By Christie Damayanti
[caption id="attachment_123530" align="aligncenter" width="640" caption="sanimerdeka.blogspot"][/caption]
Program 1000 menara di Jakarta, sebuah rusunami di Jakarta Selatan
Dewasa ini, area perkotaan mengakibatkan sulitnya untuk mendapatkan lokasi yang strategis serta fasilitas yg memadahi untuk suatu hunian. Contohnya, pertumbuhan penduduk Jakarta sangat cepat menjadikan pertambahan hunian tidak mampu mengimbanginya ( lihat tulisanku Sedikit Pemikiran untuk Jakarta : Manajemen Pembangunan terhadap Pertumbuhan Fisik Kota ( Bagian : 6 ) ).

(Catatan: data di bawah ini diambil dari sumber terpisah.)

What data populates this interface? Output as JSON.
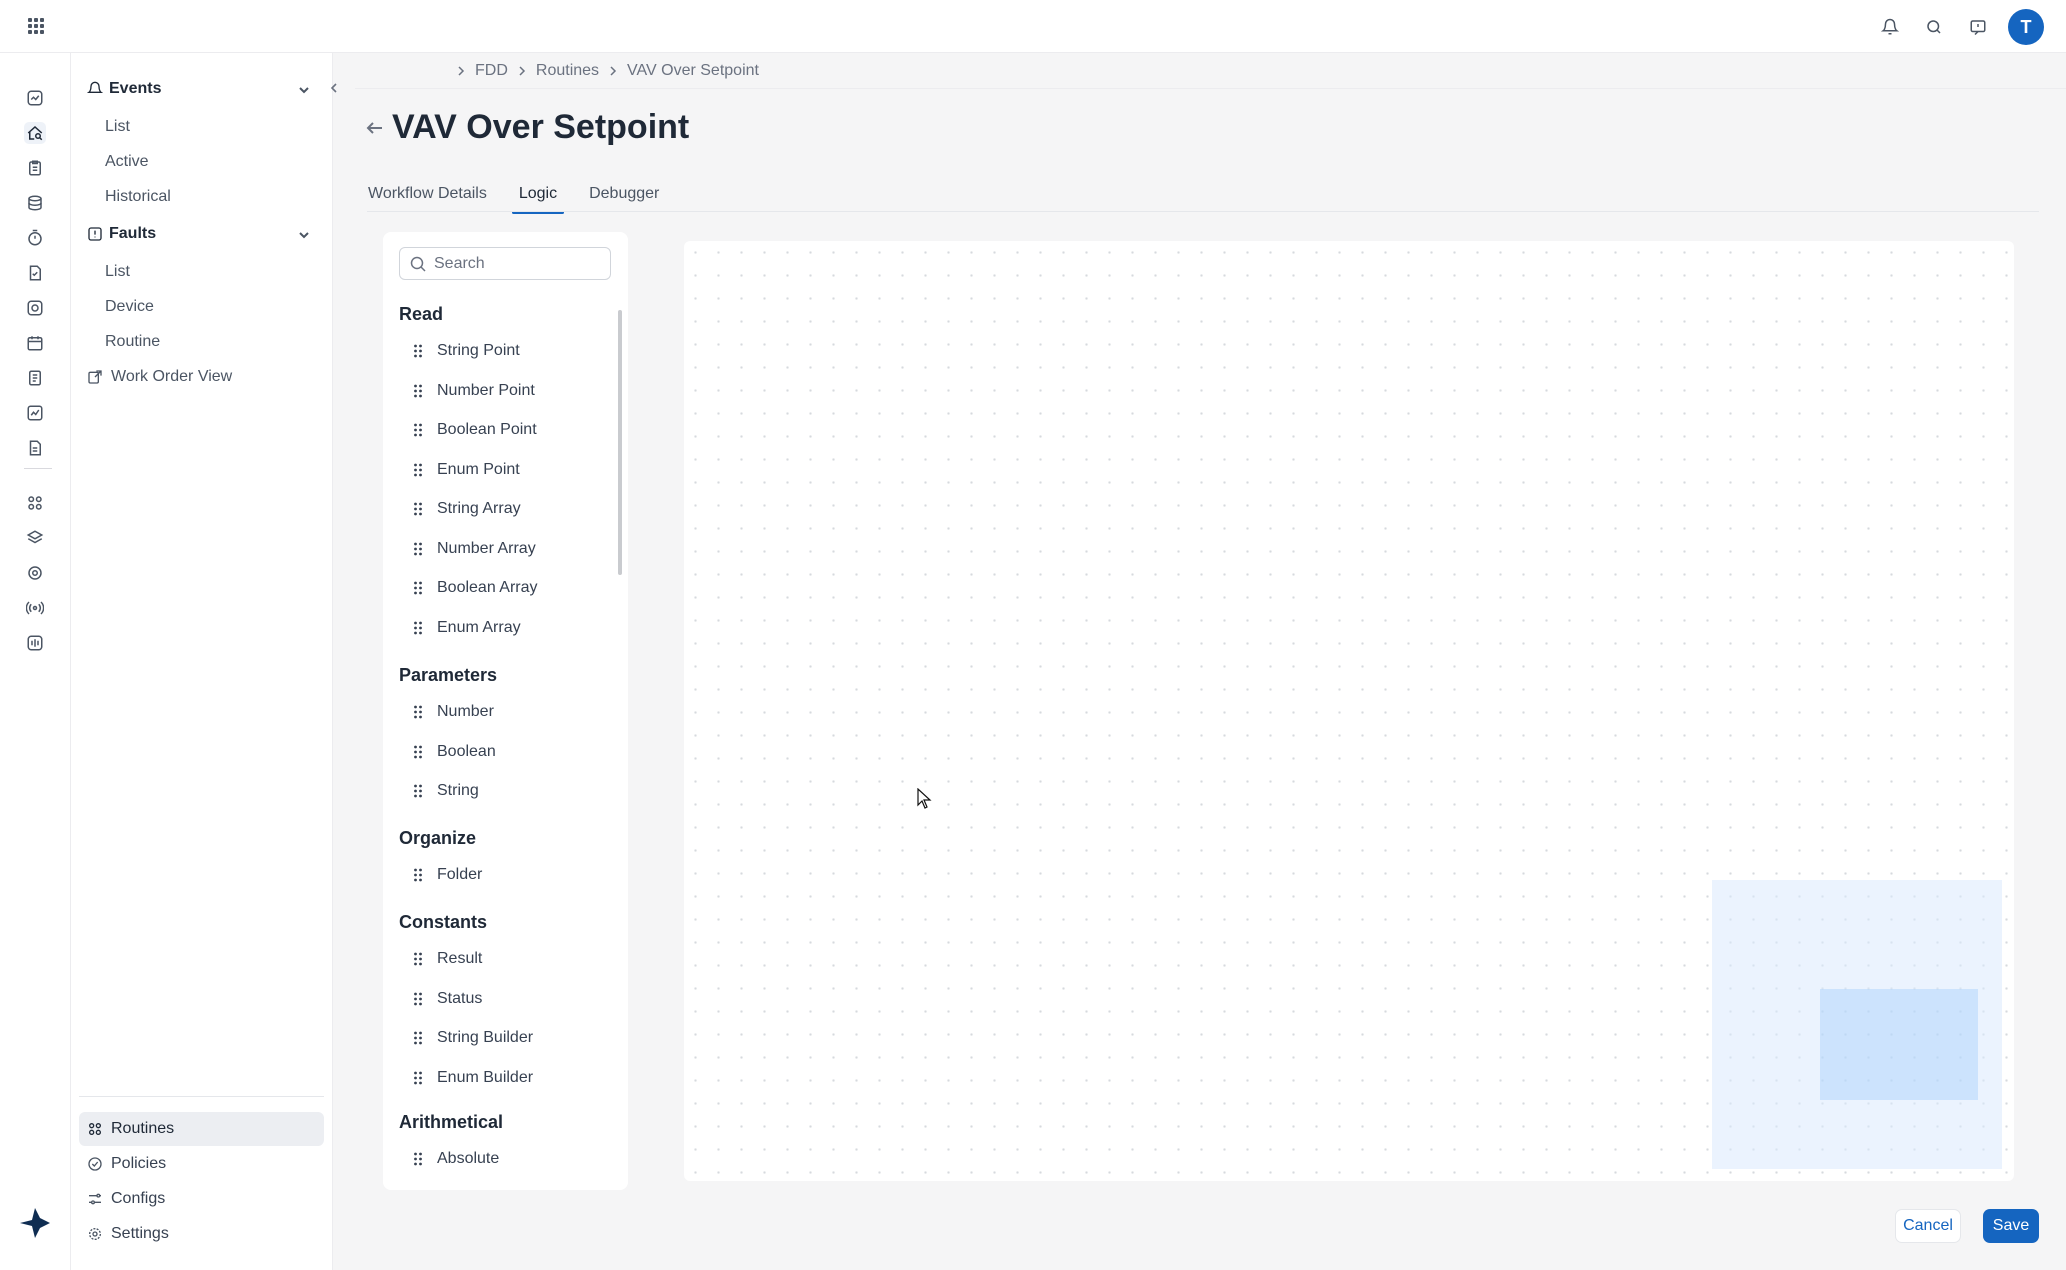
{
  "colors": {
    "accent": "#1565c0",
    "canvas_bg": "#ffffff",
    "page_bg": "#f5f5f6"
  },
  "topbar": {
    "apps_icon": "grid-icon",
    "icons": [
      "bell-icon",
      "search-icon",
      "chat-icon"
    ],
    "avatar_initial": "T"
  },
  "rail": {
    "icons": [
      "dashboard-icon",
      "fdd-icon",
      "clipboard-icon",
      "database-icon",
      "timer-icon",
      "document-icon",
      "camera-icon",
      "calendar-icon",
      "list-icon",
      "chart-icon",
      "report-icon",
      "apps-icon",
      "layers-icon",
      "cog-icon",
      "broadcast-icon",
      "meter-icon"
    ]
  },
  "nav": {
    "events": {
      "label": "Events",
      "items": [
        "List",
        "Active",
        "Historical"
      ]
    },
    "faults": {
      "label": "Faults",
      "items": [
        "List",
        "Device",
        "Routine"
      ]
    },
    "work_order_view": "Work Order View",
    "bottom": [
      "Routines",
      "Policies",
      "Configs",
      "Settings"
    ]
  },
  "breadcrumb": [
    "FDD",
    "Routines",
    "VAV Over Setpoint"
  ],
  "page": {
    "title": "VAV Over Setpoint"
  },
  "tabs": [
    "Workflow Details",
    "Logic",
    "Debugger"
  ],
  "active_tab": "Logic",
  "palette": {
    "search_placeholder": "Search",
    "read": {
      "label": "Read",
      "items": [
        "String Point",
        "Number Point",
        "Boolean Point",
        "Enum Point",
        "String Array",
        "Number Array",
        "Boolean Array",
        "Enum Array"
      ]
    },
    "parameters": {
      "label": "Parameters",
      "items": [
        "Number",
        "Boolean",
        "String"
      ]
    },
    "organize": {
      "label": "Organize",
      "items": [
        "Folder"
      ]
    },
    "constants": {
      "label": "Constants",
      "items": [
        "Result",
        "Status",
        "String Builder",
        "Enum Builder"
      ]
    },
    "arithmetical": {
      "label": "Arithmetical",
      "items": [
        "Absolute"
      ]
    }
  },
  "actions": {
    "cancel": "Cancel",
    "save": "Save"
  }
}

Dahulu, mempunyai sebuah hunian di daerah pinggiran kota merupakan suatu pilihan. Karena selain untuk mendapatkan harga rumah yg lebih terjangkau, namun juga menemukan lingkungan yang lebih nyaman dan menentramkan. Tetapi, beberapa tahun belakang ini tinggal di pinggiran kita menjadikan sebuah siksaan, di samping pemborosan dari segi energy, waktu dan biaya. Semua muncul akibat emakin padatnya volume kendaraan di jalan raya yang berdapak kemacetan hampir di semua ruas jalan di Jakarta ini.

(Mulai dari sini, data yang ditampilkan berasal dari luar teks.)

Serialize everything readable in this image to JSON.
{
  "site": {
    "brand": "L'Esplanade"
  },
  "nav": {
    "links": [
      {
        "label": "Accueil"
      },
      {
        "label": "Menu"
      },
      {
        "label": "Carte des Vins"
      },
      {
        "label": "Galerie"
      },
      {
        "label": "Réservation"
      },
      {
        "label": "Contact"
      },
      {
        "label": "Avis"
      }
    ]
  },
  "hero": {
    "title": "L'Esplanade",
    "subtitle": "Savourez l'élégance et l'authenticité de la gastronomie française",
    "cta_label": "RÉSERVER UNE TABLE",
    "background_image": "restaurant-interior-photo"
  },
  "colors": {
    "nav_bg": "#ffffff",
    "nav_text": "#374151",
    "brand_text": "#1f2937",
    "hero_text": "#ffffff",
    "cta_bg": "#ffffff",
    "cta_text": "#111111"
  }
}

Akibat dari kemacetan tersebut, kerugian yg di tanggung kelompok 'pinggiran' ini terhadap biaya perjalanan dan rumah ke tempat bekerja telah menghabiskan 30% - 50% dari penghasilannya. Tidak sampai di situ saja, kini peningkatan biaya perjalanan semakin diperparah dengan semakin mahalnya harga BBM serta ongkos perjalanan menggunakan angkutan umum.

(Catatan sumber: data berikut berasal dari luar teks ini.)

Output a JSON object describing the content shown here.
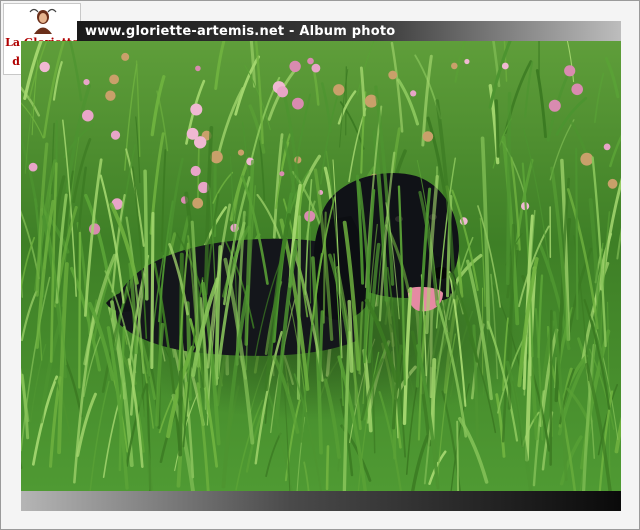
{
  "header": {
    "text": "www.gloriette-artemis.net - Album photo"
  },
  "logo": {
    "line1": "La Gloriette",
    "line2": "d'Artémis"
  },
  "photo": {
    "subject": "black-spaniel-in-clover-meadow"
  },
  "colors": {
    "grass": "#3f8a2a",
    "clover": "#e6a2c4",
    "dog": "#111318",
    "tongue": "#e58aa3",
    "logo_text": "#b00000"
  }
}
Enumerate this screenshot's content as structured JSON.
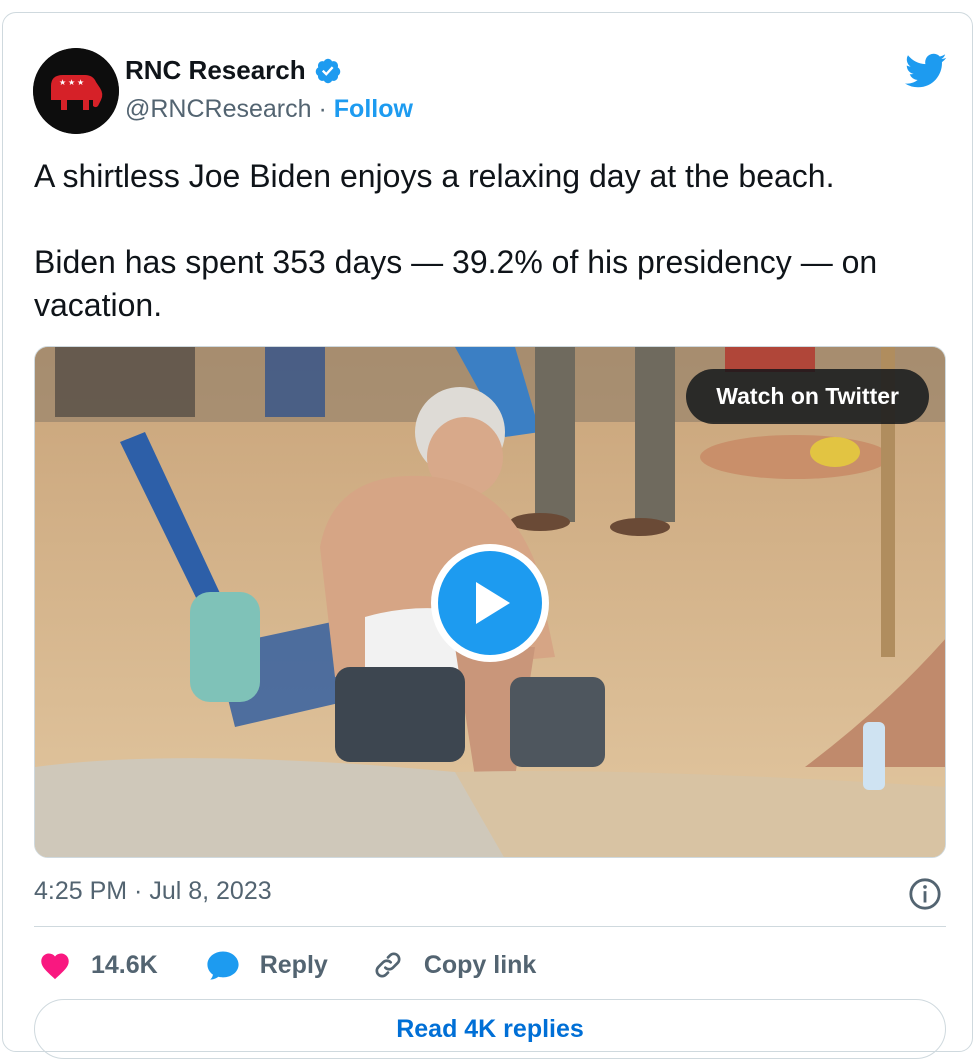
{
  "author": {
    "name": "RNC Research",
    "handle": "@RNCResearch",
    "separator": "·",
    "follow_label": "Follow"
  },
  "tweet": {
    "lines": [
      "A shirtless Joe Biden enjoys a relaxing day at the beach.",
      "Biden has spent 353 days — 39.2% of his presidency — on vacation."
    ]
  },
  "media": {
    "watch_label": "Watch on Twitter"
  },
  "meta": {
    "timestamp": "4:25 PM · Jul 8, 2023"
  },
  "actions": {
    "likes": "14.6K",
    "reply_label": "Reply",
    "copy_link_label": "Copy link"
  },
  "read_replies_label": "Read 4K replies",
  "icons": [
    "rnc-elephant-logo",
    "verified-badge-icon",
    "twitter-bird-icon",
    "play-icon",
    "info-icon",
    "heart-icon",
    "reply-bubble-icon",
    "link-icon"
  ],
  "colors": {
    "accent": "#1d9bf0",
    "link_blue": "#006fd6",
    "heart": "#f91880",
    "muted": "#536471",
    "rnc_red": "#d62128"
  }
}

Kemacetan setiap hari yang membuat kehidupan kita menurun kualitasnya.
Sebagai ilustrasi, apabila seseorang tinggal di pinggiran kota dimana sehari2 menggunakan kendaraan roda 4 menuju tempat kerjanya di daerah Sudirman, maka perkiraan biaya sehari2 hanya untuk perjalanan bekerja, sbb :
Biaya tol dalam kota       : Rp. 6.500,- x 2 = Rp. 13.000,-
Biaya tol luar kota           : Rp. 6.000,- x 2 = Rp. 12.000,-
Bensin                                 : Rp. 6.000,- x 14 = Rp. 84.000,-
Biaya parkir                        : Rp. 2.000 x 8 = Rp. 16.000,-
Total biaya yg di keluarkan per-hari sekitar Rp. 125.000,-
Dalam 1 bulan, biaya yg dikeluarkan sekitar Rp. 2.500.000,- ( estimasi 20 hari kerja ). Biaya tersebut belum termasuk biaya2 benkel, asuransi, kesehatan dan sebagainya. Semua ini tentinya merupakan pengeluaran yang tidak sedikit jumlahnya.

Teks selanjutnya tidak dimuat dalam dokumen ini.